1. In 250 ml flask: Hoefer and Pharmacia BRL
50 ml ddH2O 25 ml ddH2O
1 ml 50X TAE buffer 0.5 ml 50X TAE
0.4 g Agarose 0.2 g Agarose
0.8% agarose is good for most purposes.
1.0% agarose is better for resolving DNA bands < 1kb.
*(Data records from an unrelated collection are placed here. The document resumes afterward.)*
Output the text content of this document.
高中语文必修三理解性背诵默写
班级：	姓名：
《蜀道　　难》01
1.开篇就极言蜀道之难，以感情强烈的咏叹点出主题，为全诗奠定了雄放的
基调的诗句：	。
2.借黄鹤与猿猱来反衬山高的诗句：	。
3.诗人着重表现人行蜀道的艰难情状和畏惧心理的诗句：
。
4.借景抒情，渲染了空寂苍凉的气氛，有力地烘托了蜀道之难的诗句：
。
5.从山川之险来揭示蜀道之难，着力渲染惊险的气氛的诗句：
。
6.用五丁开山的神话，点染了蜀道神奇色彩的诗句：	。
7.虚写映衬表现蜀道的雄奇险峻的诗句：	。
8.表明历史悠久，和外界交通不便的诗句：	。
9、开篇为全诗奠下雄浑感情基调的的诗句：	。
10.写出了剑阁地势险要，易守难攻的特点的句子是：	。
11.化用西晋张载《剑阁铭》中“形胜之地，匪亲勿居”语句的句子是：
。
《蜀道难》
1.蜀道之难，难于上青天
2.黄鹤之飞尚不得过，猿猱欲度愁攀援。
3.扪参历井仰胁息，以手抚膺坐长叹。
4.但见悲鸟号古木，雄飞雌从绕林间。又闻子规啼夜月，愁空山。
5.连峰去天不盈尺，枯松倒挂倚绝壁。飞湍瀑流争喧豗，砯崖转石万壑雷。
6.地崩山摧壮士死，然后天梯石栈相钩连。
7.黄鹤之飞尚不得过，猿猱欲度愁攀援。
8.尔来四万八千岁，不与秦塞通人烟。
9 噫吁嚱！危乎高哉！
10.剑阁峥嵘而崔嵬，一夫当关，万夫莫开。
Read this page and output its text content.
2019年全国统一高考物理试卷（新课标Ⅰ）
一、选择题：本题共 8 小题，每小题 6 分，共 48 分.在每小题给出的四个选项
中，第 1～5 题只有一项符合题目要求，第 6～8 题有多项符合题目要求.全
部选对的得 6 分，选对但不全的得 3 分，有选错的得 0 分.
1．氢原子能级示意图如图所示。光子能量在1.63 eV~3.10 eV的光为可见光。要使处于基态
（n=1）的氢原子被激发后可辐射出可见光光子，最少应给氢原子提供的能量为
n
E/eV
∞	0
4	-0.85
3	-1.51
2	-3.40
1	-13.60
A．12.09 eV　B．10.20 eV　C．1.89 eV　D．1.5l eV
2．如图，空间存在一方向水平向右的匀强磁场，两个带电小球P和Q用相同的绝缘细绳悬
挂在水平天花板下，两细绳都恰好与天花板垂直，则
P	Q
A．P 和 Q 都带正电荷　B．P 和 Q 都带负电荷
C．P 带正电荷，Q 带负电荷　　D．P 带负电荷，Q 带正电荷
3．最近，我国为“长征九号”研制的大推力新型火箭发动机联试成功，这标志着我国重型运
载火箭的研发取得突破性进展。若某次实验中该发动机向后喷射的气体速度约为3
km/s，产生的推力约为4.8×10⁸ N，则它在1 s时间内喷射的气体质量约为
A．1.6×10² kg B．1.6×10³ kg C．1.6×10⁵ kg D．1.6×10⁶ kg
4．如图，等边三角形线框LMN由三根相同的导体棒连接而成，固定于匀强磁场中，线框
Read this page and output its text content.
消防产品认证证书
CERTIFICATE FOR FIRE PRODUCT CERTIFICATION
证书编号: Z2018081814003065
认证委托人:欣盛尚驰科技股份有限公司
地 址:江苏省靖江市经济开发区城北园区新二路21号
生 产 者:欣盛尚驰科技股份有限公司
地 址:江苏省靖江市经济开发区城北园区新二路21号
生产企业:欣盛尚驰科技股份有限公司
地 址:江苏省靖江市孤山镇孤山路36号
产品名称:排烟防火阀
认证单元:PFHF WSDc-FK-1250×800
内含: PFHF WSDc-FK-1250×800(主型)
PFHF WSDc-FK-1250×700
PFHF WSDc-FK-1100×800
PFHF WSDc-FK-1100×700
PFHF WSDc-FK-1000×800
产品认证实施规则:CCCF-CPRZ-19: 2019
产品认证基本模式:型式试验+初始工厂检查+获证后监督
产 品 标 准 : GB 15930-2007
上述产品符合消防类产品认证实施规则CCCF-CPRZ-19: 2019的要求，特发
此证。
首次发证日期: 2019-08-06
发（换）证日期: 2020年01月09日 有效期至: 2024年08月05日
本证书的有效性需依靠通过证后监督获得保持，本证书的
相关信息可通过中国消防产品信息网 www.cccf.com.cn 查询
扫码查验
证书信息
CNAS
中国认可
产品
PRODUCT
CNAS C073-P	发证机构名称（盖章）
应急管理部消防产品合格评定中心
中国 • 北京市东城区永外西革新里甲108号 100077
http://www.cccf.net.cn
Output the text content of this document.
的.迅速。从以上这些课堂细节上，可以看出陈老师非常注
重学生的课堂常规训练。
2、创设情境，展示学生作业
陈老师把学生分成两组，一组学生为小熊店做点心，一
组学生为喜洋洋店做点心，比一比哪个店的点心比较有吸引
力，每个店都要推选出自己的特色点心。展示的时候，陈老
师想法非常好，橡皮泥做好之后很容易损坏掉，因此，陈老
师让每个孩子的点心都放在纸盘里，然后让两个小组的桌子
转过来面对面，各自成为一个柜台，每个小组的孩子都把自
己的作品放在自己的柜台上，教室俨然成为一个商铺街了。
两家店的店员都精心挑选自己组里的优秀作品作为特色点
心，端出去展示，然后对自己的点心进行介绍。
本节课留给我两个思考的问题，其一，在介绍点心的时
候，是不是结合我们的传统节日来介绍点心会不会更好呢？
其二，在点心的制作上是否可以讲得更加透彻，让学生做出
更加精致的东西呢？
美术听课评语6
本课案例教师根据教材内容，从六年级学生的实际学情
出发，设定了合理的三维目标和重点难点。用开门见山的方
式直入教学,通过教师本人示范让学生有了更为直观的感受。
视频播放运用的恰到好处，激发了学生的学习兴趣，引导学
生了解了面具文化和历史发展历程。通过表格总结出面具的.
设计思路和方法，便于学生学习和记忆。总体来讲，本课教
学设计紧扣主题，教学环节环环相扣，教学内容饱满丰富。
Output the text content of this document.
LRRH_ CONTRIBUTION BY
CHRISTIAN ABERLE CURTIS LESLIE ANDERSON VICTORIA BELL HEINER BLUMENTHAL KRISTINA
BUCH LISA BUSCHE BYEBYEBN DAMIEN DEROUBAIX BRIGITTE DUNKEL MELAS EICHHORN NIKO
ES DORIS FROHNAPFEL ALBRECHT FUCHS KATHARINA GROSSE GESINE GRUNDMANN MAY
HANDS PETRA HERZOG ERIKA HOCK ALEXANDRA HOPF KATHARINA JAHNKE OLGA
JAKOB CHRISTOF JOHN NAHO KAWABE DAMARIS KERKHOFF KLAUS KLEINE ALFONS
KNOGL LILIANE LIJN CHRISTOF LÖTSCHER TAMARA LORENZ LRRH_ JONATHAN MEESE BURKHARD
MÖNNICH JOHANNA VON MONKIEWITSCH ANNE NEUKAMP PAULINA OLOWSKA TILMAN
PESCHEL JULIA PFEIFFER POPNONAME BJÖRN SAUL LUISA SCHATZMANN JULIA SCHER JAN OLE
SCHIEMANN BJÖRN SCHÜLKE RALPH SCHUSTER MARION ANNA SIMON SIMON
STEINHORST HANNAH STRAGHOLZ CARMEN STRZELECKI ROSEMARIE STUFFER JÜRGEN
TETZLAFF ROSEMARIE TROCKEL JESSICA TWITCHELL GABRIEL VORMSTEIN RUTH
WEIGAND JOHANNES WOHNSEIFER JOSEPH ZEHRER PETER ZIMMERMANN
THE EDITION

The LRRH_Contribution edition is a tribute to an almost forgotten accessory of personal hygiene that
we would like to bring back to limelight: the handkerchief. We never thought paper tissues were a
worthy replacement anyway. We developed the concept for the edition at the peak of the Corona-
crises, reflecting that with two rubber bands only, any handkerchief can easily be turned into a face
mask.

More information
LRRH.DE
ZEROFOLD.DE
2. Place glass cap on flask. Zap in microwave oven at 100% until all agarose is dissolved. Swirl
flask intermittantly. To avoid excess water loss, weigh flask on top-loading balance and add back
lost ddH2O after agarose is dissolved.
3. Hoefer and Pharmacia: Cool agarose to 50-55°C on bench for 10-15 minutes. DO NOT allow to cool
below 50°C. Add 50 µl of 1000X ethidium bromide. Swirl to mix. Avoid creating bubbles. Pour
agarose solution into clean casting stand on level surface. Use clean comb and check distance under
wells (>1 mm). Pop bubbles with Pasteur pipette. Cool for 15-30 minutes. To store gel, cover
with plastic wrap and store at 4-25°C.
BRL: Do not cool agarose. Add 25 µl of 1000X EtBr. Swirl to mix. Pour gel immediately.
· 1000X ethidium bromide stock = 0.5 mg/ml EtBr
4. Set up gel with 1X TAE buffer + 0.5 µg/ml EtBr. Submerge gel completely. Remove comb and wash
out wells with buffer using Pasteur pipette.